Launched publicly in early 2025, ALIA builds on prior projects like ILENIA and the Language Technologies Plan, aiming to position Spain as a leader in multilingual AI. The project operates under the auspices of the Secretary of State for Digitalisation and Artificial Intelligence, with technical coordination from the Barcelona Supercomputing Center, utilizing MareNostrum 5’s powerful GPU infrastructure.
While its benchmark results are below those of Llama 2, the project emphasizes operational goals such as Spanish-language adoption, transparency, and co-official language support, aligning with European sovereignty and open-source strategies.
“The goal is not to be the best-performing LLM in the world, but the most widely adopted in the Spanish-speaking world.”
— Josep M. Martorell
Uncertainties About ALIA’s Benchmark Performance and Strategic Goals
While benchmark tests confirm ALIA-40B’s performance is below Llama 2, it is still unclear how this gap will impact real-world adoption and operational effectiveness in Spanish and European contexts. The extent to which future iterations or larger models might close this gap remains uncertain.
Additionally, the strategic emphasis on multilingual coverage and transparency suggests a deliberate choice, but how this will translate into widespread adoption or influence within the global AI landscape is still developing.
Next Steps for ALIA Development and Adoption
Further benchmarking and operational testing are expected as ALIA continues to be integrated into Spanish industry and government applications.
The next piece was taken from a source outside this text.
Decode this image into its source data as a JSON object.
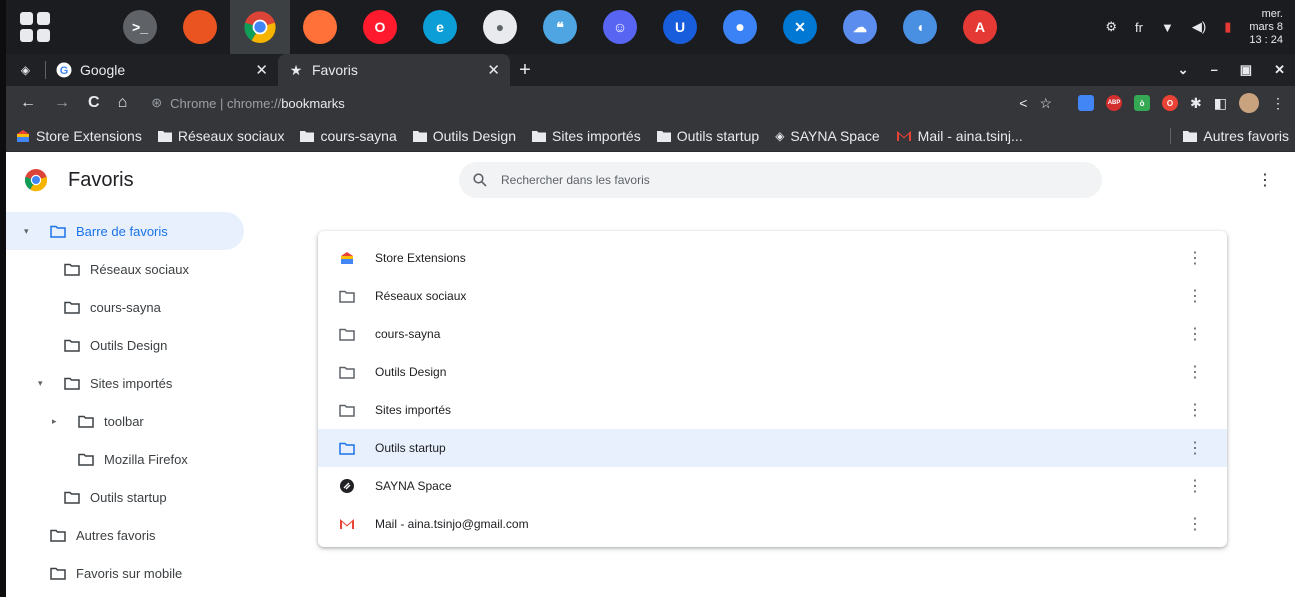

The project team may also pursue model improvements or larger-scale training to enhance performance, though the current strategy prioritizes operational relevance over benchmark dominance.
Monitoring how ALIA’s multilingual capabilities are adopted in real-world use cases, especially within Spain and the broader Spanish-speaking world, will be key. Additionally, the project’s open-source release allows for community engagement and potential collaborative improvements.
Key Questions
What is the main goal of Spain’s ALIA project?
The primary goal is to develop a multilingual AI model that maximizes Spanish-language adoption and operational relevance, rather than achieving top benchmark performance globally.
How does ALIA compare to other large language models like Llama 2?
Benchmark tests show that ALIA-40B performs below Llama 2 in key tasks, indicating a structural capability gap at the 40B scale. However, ALIA emphasizes multilingual coverage and transparency.
What are the strategic implications of ALIA’s focus on multilingualism?
Focusing on multilingual coverage and open-source transparency aligns with European sovereignty goals and aims to promote widespread adoption within Spain and the Spanish-speaking world.
Will ALIA improve its benchmark performance in the future?
It is possible that future iterations or larger models could close the performance gap, but the current strategic focus remains on operational relevance and multilingual support.
What is the significance of the open-source release?
Releasing ALIA-40B under Apache License 2.0 on HuggingFace allows community participation, transparency, and potential collaborative improvements, supporting European sovereignty and innovation.